Mariah Fredericks, Emmi Fredericks, . . St. Martin's/ Dunne, $23.95 (304pp) ISBN 978-0-312-31294-7

She refers to Jennifer and Brad by their first names. She watched Princess Di's funeral on TV, just to celebrity-spot the mourners. It's official: 20-something New Yorker Eliza is a celebraholic. She has a screechingly dull job at Bickerstaff Books, home to "cheesy" serial novels, so why not spend hours a day thumbing through People , watching E! and scanning the streets for a film-familiar face? But when Eliza's boyfriend dumps her for having no life of her own, Eliza must prove she's more than her obsession. This isn't easy, considering that her social nexus consists of roommate Danny, a handsome, gay, out-of-work actor; best friend Dinah, a performance artist whose only true gift is shamelessness; and Ivan, a talentless wannabe novelist. The media fast is on. Eliza's solution? If you can't be the Star, be the Great Bit Player—and she's got plans for how. But Dinah, who was involved in a hit-and-run with her pseudo-famous white rapper boyfriend, steps into the limelight by claiming she was behind the wheel.

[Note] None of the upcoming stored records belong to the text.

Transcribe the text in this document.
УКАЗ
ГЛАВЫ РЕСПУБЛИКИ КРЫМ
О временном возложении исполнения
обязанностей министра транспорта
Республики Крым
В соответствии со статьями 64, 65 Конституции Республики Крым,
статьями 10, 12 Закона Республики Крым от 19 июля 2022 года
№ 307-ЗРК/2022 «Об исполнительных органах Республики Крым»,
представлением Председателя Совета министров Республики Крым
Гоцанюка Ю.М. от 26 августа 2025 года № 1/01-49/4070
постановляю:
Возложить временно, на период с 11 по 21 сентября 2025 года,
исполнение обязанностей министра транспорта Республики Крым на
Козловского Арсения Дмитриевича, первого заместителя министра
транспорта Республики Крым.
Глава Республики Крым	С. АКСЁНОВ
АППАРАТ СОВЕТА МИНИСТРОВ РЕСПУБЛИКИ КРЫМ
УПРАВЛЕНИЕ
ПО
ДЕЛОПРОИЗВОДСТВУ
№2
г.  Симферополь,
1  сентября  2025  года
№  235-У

Eliza is sure she's lying for the exposure—but no one would stoop that low... right? Frederick's desperate characters aren't particularly sympathetic, but readers may laugh—and sometimes shudder—anyway. It's the book's tertiary characters—neighbor Sal and his pudgy canine star, Norm; Hank, a middle-aged writer of terrible romances aspiring to more—who charm. Gimmicky intertextual tidbits ("Things in Real Life You Do Not Have to Deal With When You Are a Celebrity" sidebars; conversational transcripts) may annoy, but overall this is an entertaining look at America's cult of celebrity. (Feb.)